As to principal transactions, the most common compliance deficiencies and weaknesses identified by the OCIE examiners were the following:

  • Advisers not recognizing they had effected a principal transaction;
  • Advisers failing to obtain effective client consent before effecting a principal transaction;7
  • Advisers failing to provide disclosure of the terms of, and the potential conflicts of interest raised by, a principal transaction;
  • Advisers failing to realize that its and its controlling persons’ ownership interest in an pooled investment vehicle was sufficient to cause a transaction involving the vehicle and another advisory client to constitute a principal transaction; and
  • Advisers failing to have, or to follow, policies and procedures regarding principal transactions.

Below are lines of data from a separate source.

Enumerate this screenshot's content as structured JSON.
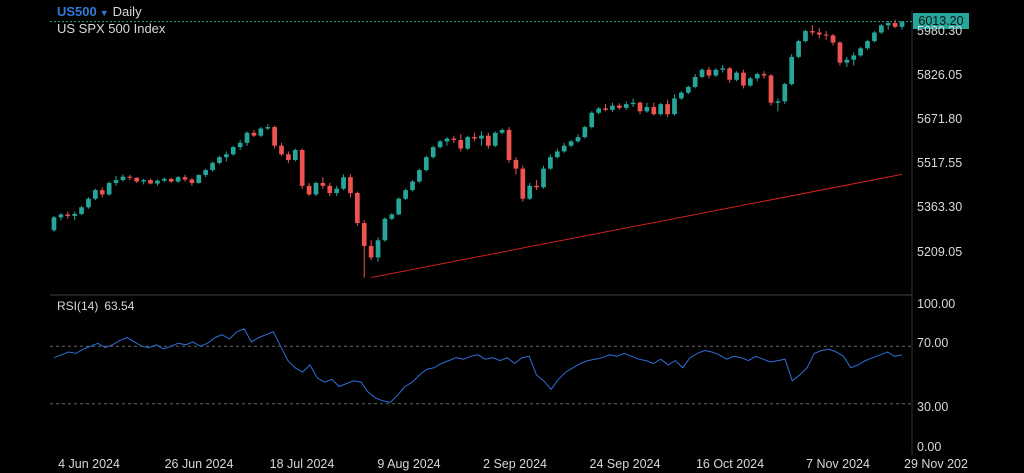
{
  "header": {
    "symbol": "US500",
    "timeframe": "Daily",
    "instrument_name": "US SPX 500 Index",
    "current_price": "6013.20"
  },
  "colors": {
    "background": "#000000",
    "up_candle": "#26a69a",
    "down_candle": "#ef5350",
    "rsi_line": "#2f6fd6",
    "trend_line": "#d02020",
    "price_line": "#26a69a",
    "grid_separator": "#444444",
    "text": "#d8d8d8",
    "symbol_accent": "#2f7bd9"
  },
  "icons": {
    "symbol_dropdown": "caret-down-icon"
  },
  "rsi": {
    "label": "RSI(14)",
    "value": "63.54"
  },
  "chart_data": [
    {
      "type": "candlestick",
      "title": "US500 Daily",
      "y_ticks": [
        "5980.30",
        "5826.05",
        "5671.80",
        "5517.55",
        "5363.30",
        "5209.05"
      ],
      "x_ticks": [
        "4 Jun 2024",
        "26 Jun 2024",
        "18 Jul 2024",
        "9 Aug 2024",
        "2 Sep 2024",
        "24 Sep 2024",
        "16 Oct 2024",
        "7 Nov 2024",
        "29 Nov 202"
      ],
      "ylim": [
        5110,
        6030
      ],
      "last_price": 6013.2,
      "ohlc": [
        [
          5285,
          5335,
          5280,
          5330
        ],
        [
          5330,
          5345,
          5320,
          5340
        ],
        [
          5340,
          5350,
          5325,
          5335
        ],
        [
          5335,
          5350,
          5320,
          5342
        ],
        [
          5342,
          5370,
          5338,
          5365
        ],
        [
          5365,
          5400,
          5360,
          5395
        ],
        [
          5395,
          5430,
          5390,
          5425
        ],
        [
          5425,
          5435,
          5400,
          5410
        ],
        [
          5410,
          5455,
          5405,
          5450
        ],
        [
          5450,
          5475,
          5440,
          5460
        ],
        [
          5460,
          5480,
          5455,
          5472
        ],
        [
          5472,
          5478,
          5460,
          5468
        ],
        [
          5468,
          5470,
          5450,
          5455
        ],
        [
          5455,
          5465,
          5445,
          5460
        ],
        [
          5460,
          5465,
          5445,
          5448
        ],
        [
          5448,
          5462,
          5440,
          5458
        ],
        [
          5458,
          5470,
          5452,
          5464
        ],
        [
          5464,
          5468,
          5450,
          5455
        ],
        [
          5455,
          5475,
          5450,
          5470
        ],
        [
          5470,
          5478,
          5455,
          5462
        ],
        [
          5462,
          5468,
          5440,
          5450
        ],
        [
          5450,
          5480,
          5448,
          5478
        ],
        [
          5478,
          5500,
          5470,
          5495
        ],
        [
          5495,
          5525,
          5490,
          5520
        ],
        [
          5520,
          5545,
          5515,
          5540
        ],
        [
          5540,
          5560,
          5525,
          5550
        ],
        [
          5550,
          5580,
          5545,
          5575
        ],
        [
          5575,
          5600,
          5565,
          5590
        ],
        [
          5590,
          5630,
          5580,
          5625
        ],
        [
          5625,
          5635,
          5610,
          5615
        ],
        [
          5615,
          5645,
          5610,
          5640
        ],
        [
          5640,
          5655,
          5635,
          5645
        ],
        [
          5645,
          5650,
          5570,
          5580
        ],
        [
          5580,
          5590,
          5545,
          5550
        ],
        [
          5550,
          5560,
          5520,
          5530
        ],
        [
          5530,
          5570,
          5525,
          5565
        ],
        [
          5565,
          5570,
          5430,
          5440
        ],
        [
          5440,
          5450,
          5405,
          5410
        ],
        [
          5410,
          5455,
          5405,
          5450
        ],
        [
          5450,
          5470,
          5430,
          5440
        ],
        [
          5440,
          5450,
          5405,
          5415
        ],
        [
          5415,
          5440,
          5405,
          5430
        ],
        [
          5430,
          5480,
          5425,
          5470
        ],
        [
          5470,
          5480,
          5400,
          5415
        ],
        [
          5415,
          5420,
          5300,
          5310
        ],
        [
          5310,
          5320,
          5120,
          5230
        ],
        [
          5230,
          5250,
          5180,
          5190
        ],
        [
          5190,
          5260,
          5175,
          5250
        ],
        [
          5250,
          5330,
          5245,
          5325
        ],
        [
          5325,
          5345,
          5320,
          5340
        ],
        [
          5340,
          5400,
          5338,
          5395
        ],
        [
          5395,
          5430,
          5390,
          5425
        ],
        [
          5425,
          5460,
          5420,
          5455
        ],
        [
          5455,
          5500,
          5450,
          5495
        ],
        [
          5495,
          5545,
          5490,
          5540
        ],
        [
          5540,
          5580,
          5535,
          5575
        ],
        [
          5575,
          5600,
          5570,
          5595
        ],
        [
          5595,
          5610,
          5580,
          5605
        ],
        [
          5605,
          5615,
          5590,
          5600
        ],
        [
          5600,
          5620,
          5560,
          5570
        ],
        [
          5570,
          5615,
          5565,
          5610
        ],
        [
          5610,
          5625,
          5595,
          5605
        ],
        [
          5605,
          5630,
          5580,
          5615
        ],
        [
          5615,
          5625,
          5570,
          5580
        ],
        [
          5580,
          5630,
          5575,
          5625
        ],
        [
          5625,
          5640,
          5620,
          5635
        ],
        [
          5635,
          5645,
          5520,
          5530
        ],
        [
          5530,
          5540,
          5480,
          5500
        ],
        [
          5500,
          5510,
          5385,
          5395
        ],
        [
          5395,
          5450,
          5390,
          5440
        ],
        [
          5440,
          5460,
          5425,
          5435
        ],
        [
          5435,
          5510,
          5430,
          5500
        ],
        [
          5500,
          5550,
          5495,
          5540
        ],
        [
          5540,
          5570,
          5535,
          5560
        ],
        [
          5560,
          5590,
          5555,
          5580
        ],
        [
          5580,
          5600,
          5575,
          5595
        ],
        [
          5595,
          5620,
          5590,
          5610
        ],
        [
          5610,
          5650,
          5605,
          5645
        ],
        [
          5645,
          5700,
          5640,
          5695
        ],
        [
          5695,
          5715,
          5690,
          5710
        ],
        [
          5710,
          5725,
          5700,
          5705
        ],
        [
          5705,
          5730,
          5698,
          5720
        ],
        [
          5720,
          5728,
          5705,
          5712
        ],
        [
          5712,
          5735,
          5705,
          5725
        ],
        [
          5725,
          5745,
          5715,
          5730
        ],
        [
          5730,
          5735,
          5690,
          5700
        ],
        [
          5700,
          5730,
          5695,
          5715
        ],
        [
          5715,
          5730,
          5685,
          5690
        ],
        [
          5690,
          5730,
          5685,
          5725
        ],
        [
          5725,
          5740,
          5680,
          5690
        ],
        [
          5690,
          5760,
          5685,
          5745
        ],
        [
          5745,
          5770,
          5740,
          5765
        ],
        [
          5765,
          5790,
          5760,
          5785
        ],
        [
          5785,
          5830,
          5780,
          5820
        ],
        [
          5820,
          5850,
          5815,
          5845
        ],
        [
          5845,
          5855,
          5815,
          5825
        ],
        [
          5825,
          5850,
          5820,
          5845
        ],
        [
          5845,
          5862,
          5835,
          5850
        ],
        [
          5850,
          5855,
          5800,
          5810
        ],
        [
          5810,
          5840,
          5805,
          5835
        ],
        [
          5835,
          5845,
          5780,
          5790
        ],
        [
          5790,
          5820,
          5785,
          5815
        ],
        [
          5815,
          5835,
          5805,
          5830
        ],
        [
          5830,
          5840,
          5815,
          5825
        ],
        [
          5825,
          5830,
          5720,
          5730
        ],
        [
          5730,
          5745,
          5700,
          5735
        ],
        [
          5735,
          5800,
          5725,
          5795
        ],
        [
          5795,
          5900,
          5790,
          5890
        ],
        [
          5890,
          5950,
          5885,
          5945
        ],
        [
          5945,
          5985,
          5940,
          5980
        ],
        [
          5980,
          6000,
          5965,
          5975
        ],
        [
          5975,
          5990,
          5955,
          5968
        ],
        [
          5968,
          5980,
          5950,
          5965
        ],
        [
          5965,
          5970,
          5930,
          5940
        ],
        [
          5940,
          5945,
          5860,
          5870
        ],
        [
          5870,
          5890,
          5855,
          5880
        ],
        [
          5880,
          5905,
          5860,
          5895
        ],
        [
          5895,
          5925,
          5890,
          5920
        ],
        [
          5920,
          5950,
          5915,
          5945
        ],
        [
          5945,
          5980,
          5940,
          5975
        ],
        [
          5975,
          6005,
          5970,
          6000
        ],
        [
          6000,
          6015,
          5985,
          6008
        ],
        [
          6008,
          6020,
          5990,
          5995
        ],
        [
          5995,
          6015,
          5985,
          6013.2
        ]
      ],
      "trendline": {
        "start": [
          46,
          5120
        ],
        "end": [
          123,
          5480
        ]
      }
    },
    {
      "type": "line",
      "title": "RSI(14)",
      "y_ticks": [
        "100.00",
        "70.00",
        "30.00",
        "0.00"
      ],
      "ylim": [
        0,
        100
      ],
      "reference_levels": [
        70,
        30
      ],
      "series": [
        {
          "values": [
            62,
            64,
            66,
            65,
            68,
            70,
            72,
            69,
            71,
            74,
            76,
            73,
            70,
            69,
            71,
            68,
            70,
            72,
            71,
            73,
            70,
            72,
            76,
            78,
            75,
            80,
            82,
            73,
            76,
            78,
            80,
            70,
            60,
            55,
            52,
            57,
            48,
            45,
            47,
            42,
            44,
            46,
            45,
            38,
            34,
            32,
            31,
            36,
            42,
            45,
            50,
            54,
            55,
            58,
            60,
            62,
            61,
            63,
            64,
            61,
            62,
            60,
            62,
            58,
            62,
            63,
            50,
            46,
            40,
            47,
            52,
            55,
            58,
            60,
            61,
            62,
            64,
            63,
            65,
            63,
            61,
            60,
            58,
            61,
            57,
            60,
            55,
            62,
            65,
            67,
            66,
            64,
            61,
            63,
            62,
            60,
            63,
            61,
            59,
            60,
            61,
            46,
            50,
            55,
            65,
            67,
            68,
            66,
            63,
            55,
            57,
            60,
            62,
            64,
            66,
            63,
            64
          ]
        }
      ]
    }
  ]
}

As to agency cross transactions, the most common compliance deficiencies and weaknesses identified by OCIE examiners were the following:

  • Advisers disclosing to clients that they would not engage in agency cross transactions, but nonetheless doing so in reliance on the Rule 206(3)-2;
  • Advisers effecting agency cross transactions in reliance on Rule 206(3)-2, but not maintaining documentation evidencing compliance with the rule’s requirements; and
  • Advisers failing to have, or follow, policies and procedures regarding agency cross transactions.

Conclusion

As this risk alert and SEC enforcement actions demonstrate, principal and agency cross transactions are a continued focus of the SEC. Investment advisers are encouraged to review and supplement as necessary their policies and procedures, and the practices actually employed by firm personnel, regarding principal and agency cross transactions to ensure that they are in compliance with Section 206(3) of the Advisers Act and the advisers’ fiduciary duties to their clients.

Footnotes

1. OCIE Risk Alert (September 4, 2019)

2. The SEC interprets “completion” to mean by the settlement of the transaction. Advisers Act Release No. 1732 (July 17, 1998).

3. Id.

4. Gardner Russo & Gardner, IM Staff No-Action Letter (June 7, 2006).

5. Advisers Act Release No. 1732.

6. Cross trades nonetheless raise potential conflicts of interest, including the possibility that one client may be advantaged at the expense of another, and are subject to the other anti-fraud provisions of the Advisers Act.

7. These failures included not seeking consent, obtaining consent after the completion of the transaction, and obtaining consent that was not effective. In order to be effective, the body providing consent on behalf of the pooled investment vehicle cannot itself be conflicted with respect to the applicable transaction, and the SEC has brought settlement agreements where consent failed to be effective for this reason. See Paradigm Capital Mgmt., Inc., Advisers Act Rel. No. 3857 (June 16, 2014).

The content of this article is intended to provide a general guide to the subject matter. Specialist advice should be sought about your specific circumstances.